And really, it’s more than a tease. It’s a painful reminder of what could have been when Scarboro stepped on the scale ahead of the Maryland state wrestling tournament and missed weight by 0.2 ounces. Scarboro likely could have sneezed before weighing in and made the cut.

But he didn’t, and it’s providing the perfect motivating factor for throughout this season to show what he can do on the sport’s biggest stage.

As a warmup, he won the 126-pound title at the Winter Blitz tournament, hosted by Flowers, for a third consecutive season as he pinned Paint Branch 126-pounder Ryan Van Meers in 70 seconds on Saturday.

“I was thinking I couldn’t underestimate anybody,” Scarboro said. “I was motivated because I came into the tournament as the second seed. I knew what was on the line.”

He called it a tie for the greatest win of his wrestling career along with upsetting Parkdale’s Fatai Williams for the county championship last season. Williams was ahead, 11-4, before Scraboro stuck him after a reversal at 3:02.

“These are my favorite, the Winter Blitzes,” Scarboro said. “I have a lot of school spirit and I’m just happy that I could do it for my school and my coaches. Without them, I’m nothing.”

Following his win against Van Meers, Scarboro shook hands with Paint Branch’s coaches and then sprinted toward Flowers assistant coach Jamal Jeter. Jeter appeared unprepared for what came next — Scarboro leaping Superman style into his chest. But Jeter reacted quickly enough to catch the excitable Scarboro and celebrate the victory. He then went and hugged Felder, who was watching from the stands while simultaneously running the tournament, and celebrated with friends and family.

“I don’t think he was ready for it,” Scarboro said of Jeter. “I had to trust him. I don’t know where else I could have went from there, I was just so happy.”

Scarboro, who pinned his way through the Blitz, started wrestling three years ago but has been boxing since he was 12-years-old.

“As a boxer, I guess he knows a lot of good transitions and his conditioning was already there, so it was just a matter of the technique when he started wrestling,” Felder said. “And he has pretty good balance as an athlete, so he was able to pick it up and go.”
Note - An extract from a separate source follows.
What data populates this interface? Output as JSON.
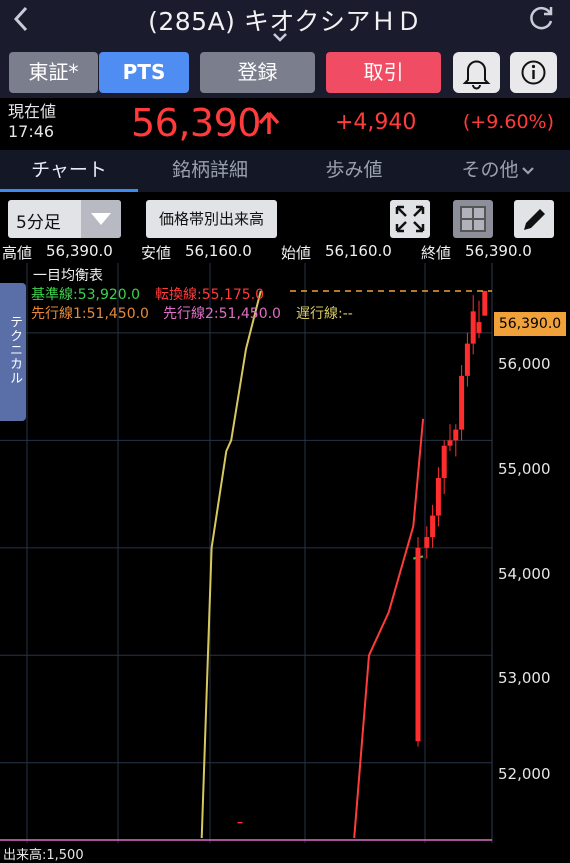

He’s scheduled to compete in an upcoming Golden Gloves tournament and splits his time evenly between wrestling and boxing. During the week, he’ll attend wrestling practice after school from 3 p.m. to 7 p.m. and then go to the boxing gym from 7 p.m. to 11 p.m. Where he finds time for homework is anyone’s guess.

“I find time to fit it in somewhere,” Scarboro said with a laugh.
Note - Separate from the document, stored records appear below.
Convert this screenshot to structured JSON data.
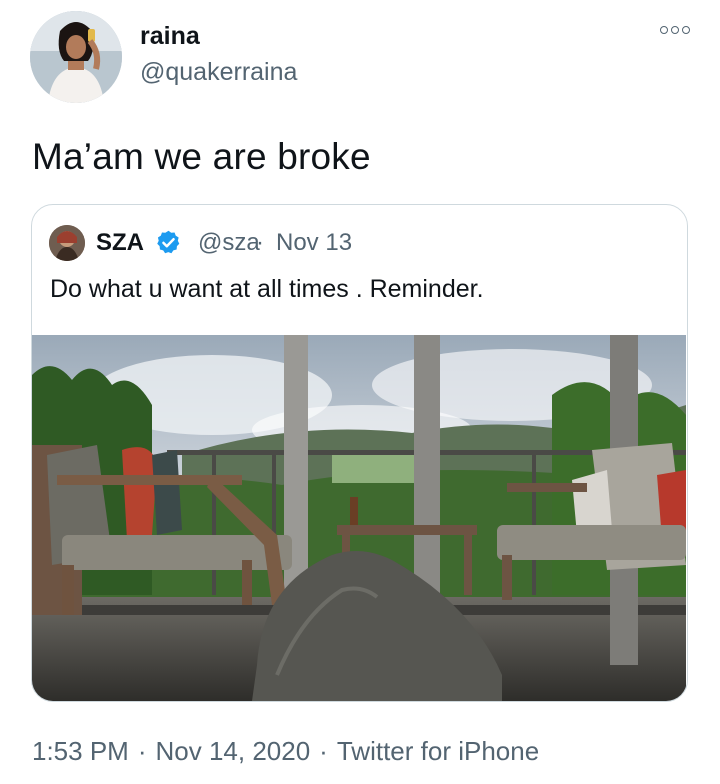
{
  "tweet": {
    "author_name": "raina",
    "author_handle": "@quakerraina",
    "text": "Ma’am we are broke",
    "more_icon": "more-options-icon"
  },
  "quoted_tweet": {
    "author_name": "SZA",
    "author_handle": "@sza",
    "separator": "·",
    "date": "Nov 13",
    "text": "Do what u want at all times . Reminder.",
    "verified_icon": "verified-badge-icon",
    "verified_color": "#1d9bf0"
  },
  "footer": {
    "time": "1:53 PM",
    "sep1": "·",
    "date": "Nov 14, 2020",
    "sep2": "·",
    "source": "Twitter for iPhone"
  },
  "colors": {
    "text": "#0f1419",
    "secondary": "#536471",
    "border": "#cfd9de"
  }
}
At first, Scarboro said wrestling was difficult but he adjusted quickly. So much so that he was able to win the Winter Blitz as a sophomore to set the stage for what he’s accomplished this time around.

“The year after my first season trying wrestling, it got a little easier and easier. I decided to start working hard at it,” Scarboro said. “The harder I work, the easier it gets.”

Overall, Flowers had four wrestlers in the finals with Scarboro and Chevelle Womack (160) winning their matches and Thomas Eggleston (126) and Terron Paden (195) finishing in second. And while all are hopeful to qualify and perform well for the state finals this season, Scarboro in particular will be sure to watch what he eats in the days leading up to the big event.